Swedish utility Vattenfall announced plans to deploy GE Renewable Energy’s 12-megawatt Haliade-X offshore wind turbine at future projects in Europe — a big win for the world’s largest wind turbine, and for GE’s otherwise lagging offshore wind business.
First announced last year and due to begin commercial deliveries in 2021, the Haliade-X will be capable of generating enough power from a single turbine to supply 16,000 European households, or an estimated 67 gigawatt-hours per year if sited in typical conditions in the German North Sea, GE said.
Haliade-X’s estimated capacity factor in such conditions will be above 60 percent, remarkably high for a variable energy source like wind.
Vattenfall did not specify where it intends to deploy the Haliade-X, but said it spent the past year in “intensive exchanges” with GE, conducting in-depth technical due diligence.
Vattenfall’s announcement will be seen as a key vote of confidence for the Haliade-X and could pave the way for future deals. Owned by the Swedish government, Vattenfall is among Europe's largest utilities, and the third-largest owner of offshore wind capacity in a market that now has 18.5 gigawatts in operation.
Vattenfall says it will finalize the details of its cooperation with GE this summer, and they will begin looking at specific projects for Haliade-X within Vattenfall’s pipeline later this year.
Among the projects on its horizon, Vattenfall is bidding for a 750-megawatt offshore development zone facing France. GE Renewable Energy is based in Paris, and produces its offshore wind components along the French coast — a legacy of GE's 2015 acquisition of Alstom.
“Vattenfall wants to achieve fossil-free living within one generation,” Gunnar Groebler, head of Vattenfall’s wind business, said in a statement. “By doing that it is also our role to use our capabilities to contribute to the development and reinforcement of the supply chain in Europe, and in this particular case in France.”
GE is currently putting up its first prototype of the Haliade-X in the Port of Rotterdam, expected to begin producing electricity later this year.
GE is among the world’s most important makers of onshore wind turbines, and the leading supplier to the U.S. market.
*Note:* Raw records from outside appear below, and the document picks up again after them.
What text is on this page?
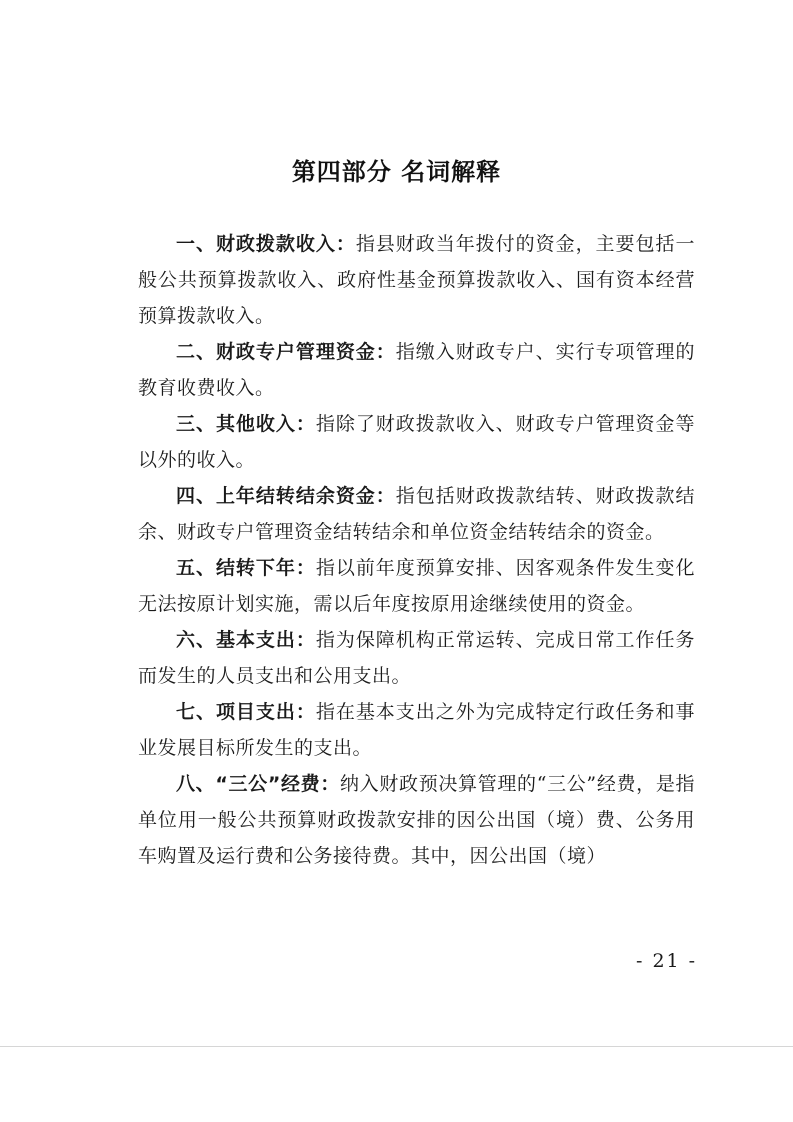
第四部分 名词解释

一、财政拨款收入：指县财政当年拨付的资金，主要包括一般公共预算拨款收入、政府性基金预算拨款收入、国有资本经营预算拨款收入。

二、财政专户管理资金：指缴入财政专户、实行专项管理的教育收费收入。

三、其他收入：指除了财政拨款收入、财政专户管理资金等以外的收入。

四、上年结转结余资金：指包括财政拨款结转、财政拨款结余、财政专户管理资金结转结余和单位资金结转结余的资金。

五、结转下年：指以前年度预算安排、因客观条件发生变化无法按原计划实施，需以后年度按原用途继续使用的资金。

六、基本支出：指为保障机构正常运转、完成日常工作任务而发生的人员支出和公用支出。

七、项目支出：指在基本支出之外为完成特定行政任务和事业发展目标所发生的支出。

八、“三公”经费：纳入财政预决算管理的“三公”经费，是指单位用一般公共预算财政拨款安排的因公出国（境）费、公务用车购置及运行费和公务接待费。其中，因公出国（境）

- 21 -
But the company has struggled to make much of a dent in the faster-growing offshore market, with a 3 percent share of the global market last year, according to Wood Mackenzie Power & Renewables.
Larger offshore rivals Siemens Gamesa Renewable Energy and MHI Vestas controlled nearly 60 percent of the market between them.
Last month GE walked away from 1 gigawatt of potential offshore orders in France after lengthy delays made the projects uneconomic, ceding the order instead to Siemens Gamesa.
GE grabbed an early lead in the U.S. offshore market, supplying five of its original 6-megawatt Haliade turbines to the Block Island Wind Farm off Rhode Island, the only U.S. project in operation today. But it has since failed to secure any more U.S. orders, even as MHI Vestas was named the preferred supplier for developer Vineyard Wind’s 800-megawatt project off Massachusetts.
Vineyard's project will use 9.5-megawatt turbines transported from Europe.
Recognizing the size disadvantage of its original Haliade in the current market, GE last year unveiled the 12-megawatt Haliade-X model, turbocharging the race into double digits among offshore turbine suppliers.
Haliade-X will use 107-meter blades, the longest ever manufactured. By comparison, the original 6-megawatt Haliade turbines installed at Block Island use 73.5-meter blades.